The polished pitch-pine case here is of the simpler “post and rail” style which dominated British organ building in the late 19th century. The posts and rail here are not without a serrated top and carving, but the Gothic element is now largely absent.
The reservoir here is double rise (like St. Mary’s) but the reservoir feeders are twin, not single wedge. There is a blowing handle on the right hand side of the case at the rear, which might work, were it not for the fact that the electric blower’s box prevents it from being lowered.
The 27 façade pipes, with a high tin content, are thicker than normal and therefore much heavier than usual for tin pipes. They include speaking pipes from the lowest 21 notes of the Open Diapason stop (C to g#). The metal conveyances from the main chest to the façade are conspicuous. One or two of these have been replaced with copex in recent years. All the pipes of the Open Diapason are outside the Swell box, not just the 21 pipes on the façade. The remaining six façade pipes are dummies.
On this organ there is a flat and straight pedalboard of 20 notes, of which the lowest 13 operate pipes of the Bourdon stop on both the manual and pedalboard, when the stop is drawn. It is worth noting, though, that Bruce was installing similar pulldown pedalboards of one and a half octaves by the mid-1830s, for example at St. Patrick’s, Edinburgh. The pedals of the Gordon Chapel Hill organ also pull down the manual keys without the presence of a coupler. There is no independent action for the Pedal Bourdon; it operates through the manual and the wind is transmitted by conveyances to the Bourdon pipes at each side.
The manual compass at the Gordon Chapel is C to g”‘ with a pedal compass of C to g – by 1874 the C compass was almost universal. It is interesting to observe that the manual and pedal board are rather out of alignment with each other, creating a slight technical challenge for the player. The key fronts here are flat, coloured black, and without ornamentation. The key jambs are large and are located an inch or two from each end of the keyboard.
The all-mechanical key action is transmitted here to the greater width of the chest both by splaying and by means of a metal roller-board of standard late 19th century design. The organ was overhauled by David Loosley of Stirling in 2011 and moved at this time to its present position from where it had previously stood in front of the south window.
The stop levers, rather unusually, are located above the keyboard. In earlier organs, this usually reflected the fact that a barrel organ mechanism had at one time been in place (e.g. in the Bruce organ at Glasgow University), but in small Hill organs this may have been simply the norm for the convenience of organists. The Hill nameplate is located horizontally under the Dulciana stop knob (“Hill & Son London”).
There is a large (but not deep) Swell box in the organ at the Gordon Chapel, containing the pipes of the Dulciana, Lieblich Gedact and Principal stops. The pipes of the lowest octave of each stop are divided on bass and treble sides of the chest, and above c run chromatically. The horizontal Swell shutters are operated by a lever Swell pedal located above the treble end of the pedalboard.
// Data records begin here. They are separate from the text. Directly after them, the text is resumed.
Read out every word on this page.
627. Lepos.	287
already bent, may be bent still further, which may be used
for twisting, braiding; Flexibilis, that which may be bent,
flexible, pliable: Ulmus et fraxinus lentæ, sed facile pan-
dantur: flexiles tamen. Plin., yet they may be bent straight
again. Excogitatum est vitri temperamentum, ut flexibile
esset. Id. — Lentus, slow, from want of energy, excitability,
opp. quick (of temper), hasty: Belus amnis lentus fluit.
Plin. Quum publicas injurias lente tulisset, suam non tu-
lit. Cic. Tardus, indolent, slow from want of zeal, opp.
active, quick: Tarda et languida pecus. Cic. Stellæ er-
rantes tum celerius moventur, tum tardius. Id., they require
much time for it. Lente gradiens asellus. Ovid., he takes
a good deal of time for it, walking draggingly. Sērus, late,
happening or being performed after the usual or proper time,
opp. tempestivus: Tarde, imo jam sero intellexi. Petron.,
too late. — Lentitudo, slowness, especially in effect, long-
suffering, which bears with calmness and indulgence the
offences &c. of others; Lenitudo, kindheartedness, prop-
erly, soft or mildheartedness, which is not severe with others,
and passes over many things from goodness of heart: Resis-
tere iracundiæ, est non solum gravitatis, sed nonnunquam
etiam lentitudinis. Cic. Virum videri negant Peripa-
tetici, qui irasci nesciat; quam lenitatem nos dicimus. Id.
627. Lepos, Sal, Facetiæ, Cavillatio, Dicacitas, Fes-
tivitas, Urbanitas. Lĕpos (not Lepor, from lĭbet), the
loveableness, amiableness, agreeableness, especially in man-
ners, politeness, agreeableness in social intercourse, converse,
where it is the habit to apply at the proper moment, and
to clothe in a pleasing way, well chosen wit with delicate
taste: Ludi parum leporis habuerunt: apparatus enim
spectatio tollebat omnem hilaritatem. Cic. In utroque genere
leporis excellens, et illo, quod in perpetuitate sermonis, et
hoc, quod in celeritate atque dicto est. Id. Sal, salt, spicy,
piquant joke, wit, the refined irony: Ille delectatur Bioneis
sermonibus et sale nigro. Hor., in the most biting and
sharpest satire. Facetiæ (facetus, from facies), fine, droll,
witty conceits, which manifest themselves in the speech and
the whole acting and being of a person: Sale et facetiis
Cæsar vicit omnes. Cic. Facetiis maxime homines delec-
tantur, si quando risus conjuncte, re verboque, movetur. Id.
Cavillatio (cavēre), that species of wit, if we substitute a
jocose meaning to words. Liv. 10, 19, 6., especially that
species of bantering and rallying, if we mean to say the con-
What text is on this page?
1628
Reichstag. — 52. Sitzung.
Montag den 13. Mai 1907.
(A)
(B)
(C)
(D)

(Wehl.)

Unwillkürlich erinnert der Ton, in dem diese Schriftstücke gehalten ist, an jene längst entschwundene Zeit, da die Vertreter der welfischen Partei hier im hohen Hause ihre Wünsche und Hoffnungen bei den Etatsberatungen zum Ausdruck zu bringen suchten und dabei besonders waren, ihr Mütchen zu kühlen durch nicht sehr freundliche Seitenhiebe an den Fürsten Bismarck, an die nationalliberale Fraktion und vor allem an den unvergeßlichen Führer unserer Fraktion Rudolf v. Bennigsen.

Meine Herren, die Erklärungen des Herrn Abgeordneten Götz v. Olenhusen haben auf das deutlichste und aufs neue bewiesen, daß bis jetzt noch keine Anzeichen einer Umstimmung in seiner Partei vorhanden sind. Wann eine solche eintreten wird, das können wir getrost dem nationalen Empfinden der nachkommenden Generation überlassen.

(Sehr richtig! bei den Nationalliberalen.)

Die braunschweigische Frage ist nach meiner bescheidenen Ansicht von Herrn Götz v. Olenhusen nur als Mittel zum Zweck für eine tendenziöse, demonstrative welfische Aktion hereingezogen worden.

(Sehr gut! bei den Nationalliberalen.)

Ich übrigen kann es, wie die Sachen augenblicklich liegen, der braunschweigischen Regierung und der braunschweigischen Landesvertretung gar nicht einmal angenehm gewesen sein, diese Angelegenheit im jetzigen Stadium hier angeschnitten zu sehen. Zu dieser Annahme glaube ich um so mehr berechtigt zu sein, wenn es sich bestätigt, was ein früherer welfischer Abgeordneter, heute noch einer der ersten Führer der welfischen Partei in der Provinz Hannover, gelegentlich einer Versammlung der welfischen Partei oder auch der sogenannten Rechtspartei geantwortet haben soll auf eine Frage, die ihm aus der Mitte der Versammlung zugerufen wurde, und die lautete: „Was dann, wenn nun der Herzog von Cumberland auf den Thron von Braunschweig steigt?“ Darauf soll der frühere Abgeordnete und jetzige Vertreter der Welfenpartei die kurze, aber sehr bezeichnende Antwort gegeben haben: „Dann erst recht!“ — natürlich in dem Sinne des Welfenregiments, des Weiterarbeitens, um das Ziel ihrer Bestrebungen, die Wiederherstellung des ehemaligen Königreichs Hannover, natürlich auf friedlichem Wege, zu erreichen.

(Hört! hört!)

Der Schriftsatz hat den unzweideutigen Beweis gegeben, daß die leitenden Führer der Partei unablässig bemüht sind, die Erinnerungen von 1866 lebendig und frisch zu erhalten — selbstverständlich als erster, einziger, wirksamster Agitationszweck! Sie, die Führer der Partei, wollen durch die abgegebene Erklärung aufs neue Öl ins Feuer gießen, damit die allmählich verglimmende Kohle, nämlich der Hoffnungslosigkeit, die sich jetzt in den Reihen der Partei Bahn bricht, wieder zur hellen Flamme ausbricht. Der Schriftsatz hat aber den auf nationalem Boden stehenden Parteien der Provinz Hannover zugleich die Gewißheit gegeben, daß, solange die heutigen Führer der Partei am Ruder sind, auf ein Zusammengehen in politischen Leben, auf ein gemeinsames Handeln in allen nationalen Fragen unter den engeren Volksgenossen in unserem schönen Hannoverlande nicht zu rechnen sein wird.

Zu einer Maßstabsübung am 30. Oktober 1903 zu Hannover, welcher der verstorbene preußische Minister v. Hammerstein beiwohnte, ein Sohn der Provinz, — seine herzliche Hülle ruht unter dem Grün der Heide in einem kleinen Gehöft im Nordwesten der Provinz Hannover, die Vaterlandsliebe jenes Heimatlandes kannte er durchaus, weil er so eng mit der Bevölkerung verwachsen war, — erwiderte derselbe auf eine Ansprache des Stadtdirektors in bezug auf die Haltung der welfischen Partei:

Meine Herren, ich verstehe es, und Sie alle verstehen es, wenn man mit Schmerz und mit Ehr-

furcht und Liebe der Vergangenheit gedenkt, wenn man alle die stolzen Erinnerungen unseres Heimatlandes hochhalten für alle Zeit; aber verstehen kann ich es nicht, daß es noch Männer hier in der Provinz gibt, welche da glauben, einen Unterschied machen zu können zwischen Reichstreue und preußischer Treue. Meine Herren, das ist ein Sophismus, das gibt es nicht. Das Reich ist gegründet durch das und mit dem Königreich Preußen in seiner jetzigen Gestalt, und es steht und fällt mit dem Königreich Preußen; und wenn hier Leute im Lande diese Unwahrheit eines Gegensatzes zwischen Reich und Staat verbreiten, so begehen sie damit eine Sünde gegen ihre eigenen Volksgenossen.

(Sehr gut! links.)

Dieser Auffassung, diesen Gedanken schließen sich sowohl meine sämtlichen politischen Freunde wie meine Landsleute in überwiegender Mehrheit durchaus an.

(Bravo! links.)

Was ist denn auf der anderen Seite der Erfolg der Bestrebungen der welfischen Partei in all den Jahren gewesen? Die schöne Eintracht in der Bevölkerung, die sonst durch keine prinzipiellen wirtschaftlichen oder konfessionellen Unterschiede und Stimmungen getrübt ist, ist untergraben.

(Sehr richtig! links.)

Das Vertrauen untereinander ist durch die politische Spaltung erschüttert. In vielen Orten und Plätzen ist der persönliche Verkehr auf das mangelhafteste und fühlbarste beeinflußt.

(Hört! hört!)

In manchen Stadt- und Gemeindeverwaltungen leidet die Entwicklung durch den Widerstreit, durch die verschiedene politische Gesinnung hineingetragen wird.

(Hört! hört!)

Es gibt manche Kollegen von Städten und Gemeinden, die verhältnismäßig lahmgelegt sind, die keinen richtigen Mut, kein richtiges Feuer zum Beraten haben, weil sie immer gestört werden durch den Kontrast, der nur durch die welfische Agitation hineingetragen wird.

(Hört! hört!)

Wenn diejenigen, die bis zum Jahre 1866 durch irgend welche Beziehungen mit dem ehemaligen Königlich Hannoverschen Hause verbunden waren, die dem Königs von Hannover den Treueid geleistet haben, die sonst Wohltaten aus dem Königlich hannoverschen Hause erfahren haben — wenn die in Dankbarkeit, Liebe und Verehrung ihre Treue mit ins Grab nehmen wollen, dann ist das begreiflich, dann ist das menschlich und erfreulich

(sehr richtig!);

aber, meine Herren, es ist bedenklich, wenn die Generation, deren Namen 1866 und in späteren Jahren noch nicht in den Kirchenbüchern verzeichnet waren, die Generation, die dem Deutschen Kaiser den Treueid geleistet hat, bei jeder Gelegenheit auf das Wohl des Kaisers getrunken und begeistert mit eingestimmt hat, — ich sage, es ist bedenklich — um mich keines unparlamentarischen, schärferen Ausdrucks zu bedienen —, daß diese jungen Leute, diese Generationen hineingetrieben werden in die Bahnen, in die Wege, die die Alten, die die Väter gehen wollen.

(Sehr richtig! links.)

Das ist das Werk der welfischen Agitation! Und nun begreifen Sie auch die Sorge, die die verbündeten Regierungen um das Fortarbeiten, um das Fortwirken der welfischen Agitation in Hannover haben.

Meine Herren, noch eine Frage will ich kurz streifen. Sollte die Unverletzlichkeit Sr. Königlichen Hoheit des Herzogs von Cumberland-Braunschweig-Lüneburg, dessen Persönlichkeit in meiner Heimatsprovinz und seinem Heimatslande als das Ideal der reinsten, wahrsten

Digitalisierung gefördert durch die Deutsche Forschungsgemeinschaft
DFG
The wooden pipes of the Lieblich Gedact appear to be narrower in scale here than those of the Bruce organ at St. Mary’s, with longer mahogany pipe caps, more pronounced and wider nicking and stencilled note names. The pipe stoppers here are of a simple cubic style throughout with the cube narrowing only slightly.
It is evident that the metal pipes of the Principal and Dulciana stops have all been fitted with tuning slides in fairly recent times. Needless to say, the Dulciana pipes are narrower in scale, with the lowest octave being grooved into the Lieblich Gedact.